While the WHO recommends that PM2.5 amounts not reach 10 micrograms per cubic meter annually, the UK has set a higher limit of 25 micrograms per cubic meter. PM2.5 values of less than 35 micrograms per cubic meter are considered "normal" by the government's air quality index.
Last month, Philip Barlow, the coroner for inner south London who found that air quality was a factor in Ella Kissi-death, Debrah's said the UK needed to introduce lower legally binding thresholds for particulate air pollution.
Air Pollution on General Wellbeing
The effects of polluted air on respiratory and cardiovascular wellbeing are well documented, and evidence of brain injury is growing. The air exposure has been attributed to decreased intelligence and dementia in studies. Prof Jamie Pearce of Edinburgh University led a study in February that showed that childhood exposure to air pollution was related to poorer thinking skills later in life.

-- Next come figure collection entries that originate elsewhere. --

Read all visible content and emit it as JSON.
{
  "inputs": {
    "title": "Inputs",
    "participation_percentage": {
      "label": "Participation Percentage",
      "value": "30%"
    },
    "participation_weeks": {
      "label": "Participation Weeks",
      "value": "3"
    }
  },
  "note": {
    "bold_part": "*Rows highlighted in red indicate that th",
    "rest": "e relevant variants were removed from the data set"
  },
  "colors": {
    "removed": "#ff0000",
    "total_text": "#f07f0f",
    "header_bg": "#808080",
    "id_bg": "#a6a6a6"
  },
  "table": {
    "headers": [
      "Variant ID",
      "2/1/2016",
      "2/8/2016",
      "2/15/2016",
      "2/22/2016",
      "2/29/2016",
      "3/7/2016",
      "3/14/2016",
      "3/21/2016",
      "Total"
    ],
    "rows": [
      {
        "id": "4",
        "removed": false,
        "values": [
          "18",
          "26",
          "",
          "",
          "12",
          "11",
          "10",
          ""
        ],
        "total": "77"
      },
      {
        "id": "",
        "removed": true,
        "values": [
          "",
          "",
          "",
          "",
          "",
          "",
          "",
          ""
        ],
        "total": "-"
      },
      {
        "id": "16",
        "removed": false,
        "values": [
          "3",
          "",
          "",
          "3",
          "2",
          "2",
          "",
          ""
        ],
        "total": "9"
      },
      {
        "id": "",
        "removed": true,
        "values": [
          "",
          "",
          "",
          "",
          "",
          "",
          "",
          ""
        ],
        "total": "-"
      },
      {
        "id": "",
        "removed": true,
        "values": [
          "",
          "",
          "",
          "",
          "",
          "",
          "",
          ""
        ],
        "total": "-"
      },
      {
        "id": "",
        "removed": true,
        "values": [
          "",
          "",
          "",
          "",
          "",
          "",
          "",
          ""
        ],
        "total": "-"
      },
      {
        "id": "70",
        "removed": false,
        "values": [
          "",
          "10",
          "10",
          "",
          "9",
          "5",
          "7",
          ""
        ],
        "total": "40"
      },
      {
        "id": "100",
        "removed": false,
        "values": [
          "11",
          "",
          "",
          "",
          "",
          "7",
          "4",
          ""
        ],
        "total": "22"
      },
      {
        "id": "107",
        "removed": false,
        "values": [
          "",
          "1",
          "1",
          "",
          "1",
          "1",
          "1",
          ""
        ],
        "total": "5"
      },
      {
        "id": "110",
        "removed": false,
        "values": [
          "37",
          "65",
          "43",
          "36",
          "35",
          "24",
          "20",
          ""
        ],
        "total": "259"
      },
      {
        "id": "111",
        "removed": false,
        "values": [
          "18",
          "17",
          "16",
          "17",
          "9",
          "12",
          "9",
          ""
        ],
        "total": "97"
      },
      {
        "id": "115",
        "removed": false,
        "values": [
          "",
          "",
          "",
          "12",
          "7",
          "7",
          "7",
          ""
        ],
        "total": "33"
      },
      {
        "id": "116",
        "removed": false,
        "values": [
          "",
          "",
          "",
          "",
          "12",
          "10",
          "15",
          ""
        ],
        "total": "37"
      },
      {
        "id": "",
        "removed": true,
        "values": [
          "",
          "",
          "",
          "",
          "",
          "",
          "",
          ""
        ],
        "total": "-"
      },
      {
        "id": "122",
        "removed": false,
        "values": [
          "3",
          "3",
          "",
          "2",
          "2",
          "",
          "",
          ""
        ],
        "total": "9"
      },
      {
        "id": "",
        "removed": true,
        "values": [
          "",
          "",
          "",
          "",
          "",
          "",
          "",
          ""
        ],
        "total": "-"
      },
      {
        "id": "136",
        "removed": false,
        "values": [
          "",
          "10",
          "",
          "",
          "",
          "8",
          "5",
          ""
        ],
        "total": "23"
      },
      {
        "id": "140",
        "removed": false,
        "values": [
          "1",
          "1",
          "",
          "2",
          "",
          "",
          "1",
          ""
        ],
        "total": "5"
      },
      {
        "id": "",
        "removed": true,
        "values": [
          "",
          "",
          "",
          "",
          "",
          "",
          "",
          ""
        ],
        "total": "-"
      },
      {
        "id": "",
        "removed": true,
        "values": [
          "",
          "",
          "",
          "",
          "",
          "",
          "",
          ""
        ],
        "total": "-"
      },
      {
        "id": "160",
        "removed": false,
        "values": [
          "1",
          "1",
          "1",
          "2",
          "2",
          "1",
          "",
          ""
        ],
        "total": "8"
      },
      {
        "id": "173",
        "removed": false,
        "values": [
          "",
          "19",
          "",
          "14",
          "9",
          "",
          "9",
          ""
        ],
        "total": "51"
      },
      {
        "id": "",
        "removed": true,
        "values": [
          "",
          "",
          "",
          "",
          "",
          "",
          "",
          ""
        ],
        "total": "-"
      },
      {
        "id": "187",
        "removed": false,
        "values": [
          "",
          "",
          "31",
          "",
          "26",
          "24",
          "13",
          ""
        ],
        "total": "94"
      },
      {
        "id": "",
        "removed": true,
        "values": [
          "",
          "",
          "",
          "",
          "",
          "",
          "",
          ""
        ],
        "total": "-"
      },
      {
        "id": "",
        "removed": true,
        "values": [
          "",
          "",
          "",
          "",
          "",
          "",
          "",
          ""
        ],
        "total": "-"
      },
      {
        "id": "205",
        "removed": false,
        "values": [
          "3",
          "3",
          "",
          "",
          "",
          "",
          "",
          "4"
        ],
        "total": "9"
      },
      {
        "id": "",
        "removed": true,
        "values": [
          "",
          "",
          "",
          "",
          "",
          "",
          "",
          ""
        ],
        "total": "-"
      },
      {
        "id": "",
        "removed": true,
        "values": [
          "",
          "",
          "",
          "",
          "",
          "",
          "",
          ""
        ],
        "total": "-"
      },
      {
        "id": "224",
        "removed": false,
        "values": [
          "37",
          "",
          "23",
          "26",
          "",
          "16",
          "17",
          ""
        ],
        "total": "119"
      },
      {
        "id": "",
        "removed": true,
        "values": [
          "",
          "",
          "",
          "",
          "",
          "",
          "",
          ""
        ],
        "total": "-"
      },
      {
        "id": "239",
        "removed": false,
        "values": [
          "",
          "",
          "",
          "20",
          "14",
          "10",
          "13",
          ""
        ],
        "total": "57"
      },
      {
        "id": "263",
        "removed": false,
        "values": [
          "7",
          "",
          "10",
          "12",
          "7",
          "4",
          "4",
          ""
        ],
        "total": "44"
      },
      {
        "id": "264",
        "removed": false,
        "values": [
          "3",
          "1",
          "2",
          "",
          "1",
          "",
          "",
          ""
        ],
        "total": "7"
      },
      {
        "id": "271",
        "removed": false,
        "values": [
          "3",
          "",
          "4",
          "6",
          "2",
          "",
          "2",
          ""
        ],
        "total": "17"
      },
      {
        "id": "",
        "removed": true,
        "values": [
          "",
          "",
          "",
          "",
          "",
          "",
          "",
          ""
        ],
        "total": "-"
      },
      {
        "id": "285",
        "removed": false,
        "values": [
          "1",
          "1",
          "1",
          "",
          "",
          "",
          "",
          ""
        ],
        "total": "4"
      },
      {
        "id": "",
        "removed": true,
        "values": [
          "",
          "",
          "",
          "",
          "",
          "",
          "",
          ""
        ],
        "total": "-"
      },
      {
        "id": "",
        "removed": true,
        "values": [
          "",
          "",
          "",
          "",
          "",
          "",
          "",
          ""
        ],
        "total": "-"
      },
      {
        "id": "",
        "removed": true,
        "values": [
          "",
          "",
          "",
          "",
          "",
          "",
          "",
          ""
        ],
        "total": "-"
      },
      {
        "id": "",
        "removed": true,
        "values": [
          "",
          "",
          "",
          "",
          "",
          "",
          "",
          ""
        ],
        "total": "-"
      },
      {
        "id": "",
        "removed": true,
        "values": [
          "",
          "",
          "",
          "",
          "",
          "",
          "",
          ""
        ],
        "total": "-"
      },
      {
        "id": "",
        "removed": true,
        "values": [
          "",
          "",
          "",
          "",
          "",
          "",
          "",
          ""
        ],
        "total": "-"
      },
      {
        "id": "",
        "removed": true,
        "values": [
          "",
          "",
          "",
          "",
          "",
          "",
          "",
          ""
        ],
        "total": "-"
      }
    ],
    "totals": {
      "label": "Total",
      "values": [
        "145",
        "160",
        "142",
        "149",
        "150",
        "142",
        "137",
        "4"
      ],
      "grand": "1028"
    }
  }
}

Dr. Joanne Ryan, head of biological neuropsychiatry and dementia studies at Monash University in Melbourne, who was not interested in the new study, said, "The results further emphasize the effect of air quality on human health." "The significance of this research is that the results support a possible causal correlation between air pollution and brain activity, implying that it is not only very high levels of prolonged exposure that are worrying. The study discovered that even low levels of air emissions may have a detrimental effect on cognitive performance over brief periods of time."